Biçimci kuram, zamanla yapısalcılıkla birleşmiş ve post-yapısalcılıkla birlikte yeni bir anlayışa evrilmiştir. Ancak biçimci kuram, özellikle dilin ve biçimin önemli olduğu edebi analizlerde hâlâ etkisini sürdürmektedir. Bugün, biçimci kuram edebiyat eleştirisinde bazen daha derinlemesine bir inceleme yöntemi olarak kullanılmakta, aynı zamanda diğer kuramlarla etkileşime girerek daha geniş bir analiz perspektifi sunmaktadır.

Biçimci Kuramın Diğer Kuramlarla Karşılaştırılması

1. **Yapısalcılık ile Biçimci Kuram**: Yapısalcı yaklaşım, biçimci kuramın dilsel yapıyı analiz etme ilkesine benzer bir şekilde, metnin yapısal öğelerini incelemeye odaklanır. Ancak yapısalcılık, metnin anlamını da dikkate alır, oysa biçimci kuramda biçim, içerikten öndedir.

2. **Marksist Eleştiri ile Biçimci Kuram**: Marksist eleştiri, metnin sosyal ve tarihsel bağlamına odaklanır ve edebi eseri toplumsal yapılarla ilişkilendirir. Biçimci kuram ise eserin toplumsal bağlamını göz ardı ederek, yalnızca metnin dilini ve biçimini inceler.

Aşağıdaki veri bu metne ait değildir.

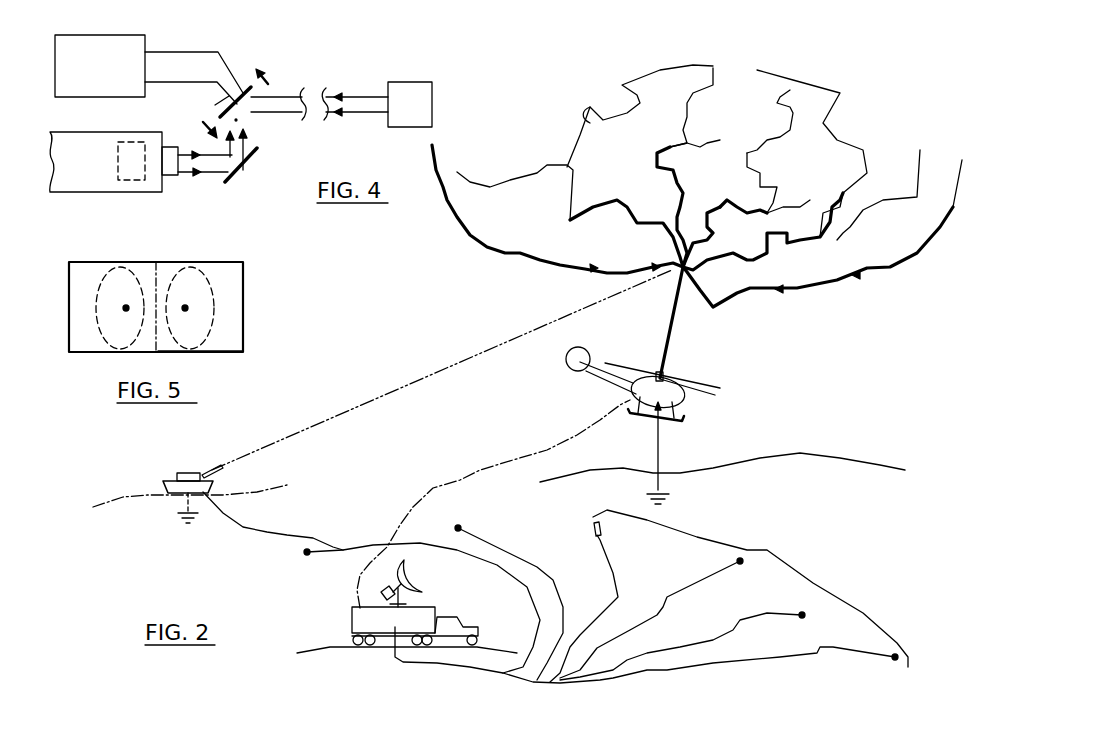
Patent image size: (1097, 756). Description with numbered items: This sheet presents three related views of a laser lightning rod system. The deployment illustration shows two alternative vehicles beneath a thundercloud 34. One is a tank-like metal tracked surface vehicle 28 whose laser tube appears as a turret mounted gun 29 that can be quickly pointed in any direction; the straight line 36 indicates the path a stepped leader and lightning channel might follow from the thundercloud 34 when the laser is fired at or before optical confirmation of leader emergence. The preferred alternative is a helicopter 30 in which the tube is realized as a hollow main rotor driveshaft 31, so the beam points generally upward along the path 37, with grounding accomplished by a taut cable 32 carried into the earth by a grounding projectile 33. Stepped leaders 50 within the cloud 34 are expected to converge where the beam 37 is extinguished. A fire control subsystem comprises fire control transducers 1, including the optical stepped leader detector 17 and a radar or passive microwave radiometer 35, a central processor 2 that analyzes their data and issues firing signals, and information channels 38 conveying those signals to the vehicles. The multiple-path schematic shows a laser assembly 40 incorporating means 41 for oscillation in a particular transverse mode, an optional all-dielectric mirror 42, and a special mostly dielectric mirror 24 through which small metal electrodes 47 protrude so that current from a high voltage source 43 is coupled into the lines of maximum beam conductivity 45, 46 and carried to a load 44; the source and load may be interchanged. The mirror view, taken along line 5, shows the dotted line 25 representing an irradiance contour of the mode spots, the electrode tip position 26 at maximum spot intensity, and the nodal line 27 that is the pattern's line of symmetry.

In FIG. 2, the fire control transducers 1 is at (782, 540).
In FIG. 2, the central processor 2 is at (300, 606).
In FIG. 4, the line 5— 5 is at (266, 80).
In FIG. 2, the optical stepped leader detector 17 is at (594, 528).
In FIG. 4, the special mirror 24 is at (243, 88).
In FIG. 5, the special mirror 24 is at (250, 258).
In FIG. 5, the dotted line 25 is at (214, 302).
In FIG. 5, the electrode tip position 26 is at (188, 308).
In FIG. 5, the nodal line 27 is at (160, 350).
In FIG. 2, the surface vehicle 28 is at (177, 475).
In FIG. 2, the turret mounted gun 29 is at (210, 472).
In FIG. 2, the helicopter 30 is at (690, 411).
In FIG. 2, the hollow main rotor driveshaft 31 is at (700, 388).
In FIG. 2, the grounding cable 32 is at (662, 453).
In FIG. 2, the grounding projectile 33 is at (667, 494).
In FIG. 2, the thundercloud 34 is at (512, 221).
In FIG. 2, the passive microwave radiometer / radar 35 is at (396, 584).
In FIG. 2, the straight line 36 is at (452, 373).
In FIG. 2, the path 37 is at (672, 332).
In FIG. 2, the information channels 38 is at (257, 527).
In FIG. 4, the laser assembly 40 is at (100, 192).
In FIG. 4, the transverse mode means 41 is at (132, 176).
In FIG. 4, the mirror 42 is at (248, 180).
In FIG. 4, the high voltage source 43 is at (98, 35).
In FIG. 4, the load 44 is at (410, 82).
In FIG. 4, the line of maximum beam conductivity 45 is at (190, 153).
In FIG. 4, the line of maximum beam conductivity 46 is at (204, 173).
In FIG. 4, the metal electrodes 47 is at (229, 96).
In FIG. 2, the stepped leaders 50 is at (697, 184).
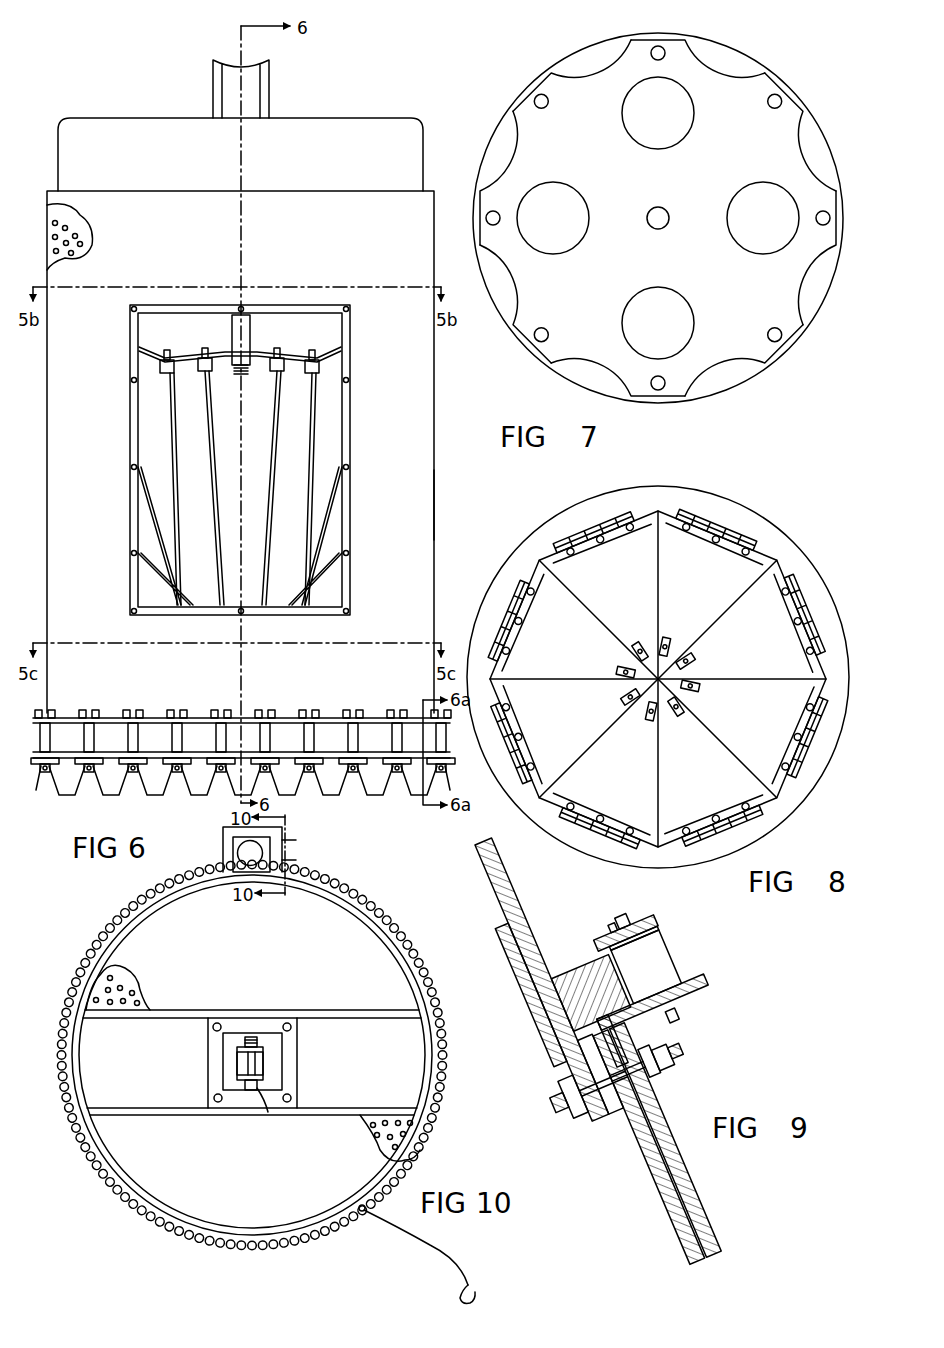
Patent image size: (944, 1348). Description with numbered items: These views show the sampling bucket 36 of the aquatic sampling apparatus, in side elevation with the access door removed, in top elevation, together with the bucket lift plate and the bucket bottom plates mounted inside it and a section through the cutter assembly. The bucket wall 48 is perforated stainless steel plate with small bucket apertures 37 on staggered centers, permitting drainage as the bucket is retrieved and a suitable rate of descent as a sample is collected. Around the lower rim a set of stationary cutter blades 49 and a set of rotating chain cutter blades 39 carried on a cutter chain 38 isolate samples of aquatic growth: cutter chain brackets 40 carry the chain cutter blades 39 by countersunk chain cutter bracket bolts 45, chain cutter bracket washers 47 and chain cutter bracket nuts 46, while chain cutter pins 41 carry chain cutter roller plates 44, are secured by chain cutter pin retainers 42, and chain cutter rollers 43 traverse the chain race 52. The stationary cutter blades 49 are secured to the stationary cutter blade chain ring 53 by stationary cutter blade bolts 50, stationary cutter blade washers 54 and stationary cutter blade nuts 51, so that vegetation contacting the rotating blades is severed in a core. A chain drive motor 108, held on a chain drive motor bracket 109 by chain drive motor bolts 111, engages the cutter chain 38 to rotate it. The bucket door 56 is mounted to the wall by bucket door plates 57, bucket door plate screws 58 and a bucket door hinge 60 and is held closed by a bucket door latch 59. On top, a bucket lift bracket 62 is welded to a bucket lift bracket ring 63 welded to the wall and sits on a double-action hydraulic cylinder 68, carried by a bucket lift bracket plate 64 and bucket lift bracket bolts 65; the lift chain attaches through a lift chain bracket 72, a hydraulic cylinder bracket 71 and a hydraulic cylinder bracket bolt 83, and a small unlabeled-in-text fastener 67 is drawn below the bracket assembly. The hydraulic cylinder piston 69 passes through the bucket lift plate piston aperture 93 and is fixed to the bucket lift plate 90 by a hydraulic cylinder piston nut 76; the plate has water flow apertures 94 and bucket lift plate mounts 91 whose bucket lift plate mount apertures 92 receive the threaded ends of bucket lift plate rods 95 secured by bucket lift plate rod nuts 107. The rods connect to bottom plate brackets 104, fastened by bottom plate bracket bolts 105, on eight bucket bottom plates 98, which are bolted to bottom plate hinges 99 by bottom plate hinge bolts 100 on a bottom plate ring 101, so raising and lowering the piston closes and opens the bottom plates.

In FIG. 6, the sampling bucket 36 is at (441, 430).
In FIG. 6, the bucket apertures 37 is at (72, 228).
In FIG. 10, the bucket apertures 37 is at (118, 978).
In FIG. 9, the cutter chain 38 is at (626, 933).
In FIG. 10, the cutter chain 38 is at (345, 885).
In FIG. 6, the chain cutter blades 39 is at (454, 774).
In FIG. 9, the chain cutter blades 39 is at (666, 1140).
In FIG. 6, the cutter chain brackets 40 is at (78, 774).
In FIG. 9, the cutter chain brackets 40 is at (660, 1020).
In FIG. 6, the chain cutter pins 41 is at (96, 710).
In FIG. 9, the chain cutter pins 41 is at (643, 972).
In FIG. 6, the chain cutter pin retainers 42 is at (215, 710).
In FIG. 9, the chain cutter pin retainers 42 is at (623, 922).
In FIG. 9, the chain cutter rollers 43 is at (646, 967).
In FIG. 9, the chain cutter roller plates 44 is at (633, 938).
In FIG. 9, the chain cutter bracket bolts 45 is at (646, 1063).
In FIG. 6, the chain cutter bracket nuts 46 is at (175, 778).
In FIG. 9, the chain cutter bracket nuts 46 is at (662, 1057).
In FIG. 9, the chain cutter bracket washers 47 is at (649, 1061).
In FIG. 6, the bucket wall 48 is at (434, 502).
In FIG. 9, the bucket wall 48 is at (542, 979).
In FIG. 10, the bucket wall 48 is at (383, 945).
In FIG. 6, the stationary cutter blades 49 is at (238, 780).
In FIG. 9, the stationary cutter blades 49 is at (649, 1147).
In FIG. 9, the stationary cutter blade bolts 50 is at (590, 1090).
In FIG. 9, the stationary cutter blade nuts 51 is at (573, 1096).
In FIG. 9, the chain race 52 is at (590, 993).
In FIG. 9, the stationary cutter blade chain ring 53 is at (530, 995).
In FIG. 9, the stationary cutter blade washers 54 is at (601, 1074).
In FIG. 10, the bucket door 56 is at (415, 1232).
In FIG. 6, the bucket door plates 57 is at (312, 305).
In FIG. 6, the bucket door plate screws 58 is at (168, 305).
In FIG. 10, the bucket door latch 59 is at (472, 1289).
In FIG. 10, the bucket door hinge 60 is at (362, 1205).
In FIG. 6, the bucket lift bracket 62 is at (240, 154).
In FIG. 10, the bucket lift bracket 62 is at (175, 1014).
In FIG. 10, the bucket lift bracket ring 63 is at (200, 885).
In FIG. 10, the bucket lift bracket plate 64 is at (282, 1052).
In FIG. 10, the bucket lift bracket bolts 65 is at (287, 1023).
In FIG. 10, the pin 67 is at (258, 1100).
In FIG. 6, the hydraulic cylinder 68 is at (213, 72).
In FIG. 6, the hydraulic cylinder piston 69 is at (243, 310).
In FIG. 10, the hydraulic cylinder bracket 71 is at (243, 1080).
In FIG. 10, the lift chain bracket 72 is at (252, 1062).
In FIG. 6, the hydraulic cylinder piston nut 76 is at (250, 368).
In FIG. 10, the hydraulic cylinder bracket bolt 83 is at (251, 1036).
In FIG. 6, the bucket lift plate 90 is at (215, 347).
In FIG. 7, the bucket lift plate 90 is at (650, 217).
In FIG. 7, the bucket lift plate mounts 91 is at (670, 40).
In FIG. 7, the bucket lift plate mount apertures 92 is at (652, 46).
In FIG. 7, the bucket lift plate piston aperture 93 is at (665, 220).
In FIG. 7, the water flow apertures 94 is at (658, 218).
In FIG. 6, the bucket lift plate rods 95 is at (180, 433).
In FIG. 8, the bucket bottom plates 98 is at (658, 679).
In FIG. 8, the bottom plate hinges 99 is at (590, 535).
In FIG. 8, the bottom plate hinge bolts 100 is at (630, 522).
In FIG. 8, the bottom plate ring 101 is at (805, 820).
In FIG. 8, the bottom plate brackets 104 is at (652, 650).
In FIG. 8, the bottom plate bracket bolts 105 is at (680, 652).
In FIG. 6, the bucket lift plate rod nuts 107 is at (167, 352).
In FIG. 10, the chain drive motor 108 is at (251, 854).
In FIG. 10, the chain drive motor bracket 109 is at (223, 840).
In FIG. 10, the chain drive motor bolts 111 is at (303, 851).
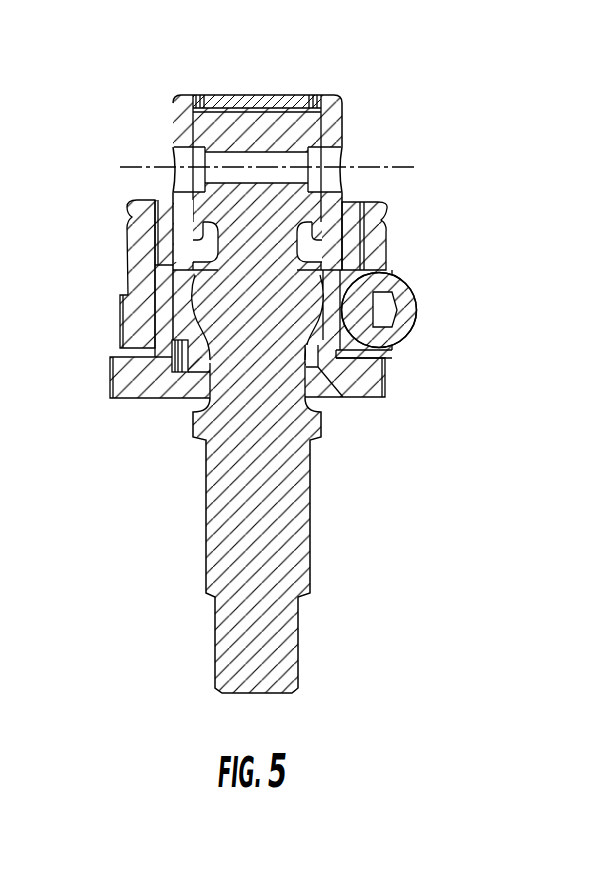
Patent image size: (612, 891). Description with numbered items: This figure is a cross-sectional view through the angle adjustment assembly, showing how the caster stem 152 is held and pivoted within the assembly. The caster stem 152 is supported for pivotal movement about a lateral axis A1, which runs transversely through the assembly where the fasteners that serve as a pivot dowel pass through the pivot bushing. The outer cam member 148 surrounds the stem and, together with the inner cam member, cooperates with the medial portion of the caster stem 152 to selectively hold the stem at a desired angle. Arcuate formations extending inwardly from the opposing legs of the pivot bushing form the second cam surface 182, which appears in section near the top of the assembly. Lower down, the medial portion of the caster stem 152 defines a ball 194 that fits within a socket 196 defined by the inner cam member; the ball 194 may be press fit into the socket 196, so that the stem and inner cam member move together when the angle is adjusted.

The lateral axis A1 is at (395, 166).
The outer cam member 148 is at (100, 272).
The caster stem 152 is at (84, 374).
The second cam surface 182 is at (300, 232).
The ball 194 is at (305, 265).
The socket 196 is at (199, 372).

3. **Psikanalitik Eleştiri ile Biçimci Kuram**: Psikanalitik eleştiri, yazarın bilinçaltı süreçleri ve metindeki psikanalitik semboller üzerine yoğunlaşırken, biçimci kuramda metnin dilsel yapısı ve biçimsel özellikleri öne çıkar. Bu nedenle psikanaliz, metnin içerik ve derinliklerine inmeye çalışırken, biçimci kuram yüzeyde kalan biçimi analiz eder.

Sonuç

Biçimci kuram, edebiyatın estetik boyutuna odaklanan, dilin ve biçimin önemini vurgulayan bir yaklaşımı temsil eder. Edebi eserlerin içeriğinden çok biçimsel yapılarının analiz edilmesi gerektiği görüşünü savunan bu kuram, edebiyat teorisi ve eleştirisi açısından önemli bir yere sahiptir. Ancak içerik, tarihsel bağlam ve sosyal faktörlerin göz ardı edilmesi gibi eleştiriler almış olsa da, biçimci kuramın etkisi, günümüzde hala güçlü bir şekilde devam etmektedir. Bu kuram, dilin gücünü ve estetik anlamını ön plana çıkararak, edebi eserlerin daha derinlemesine bir şekilde analiz edilmesine olanak tanımaktadır.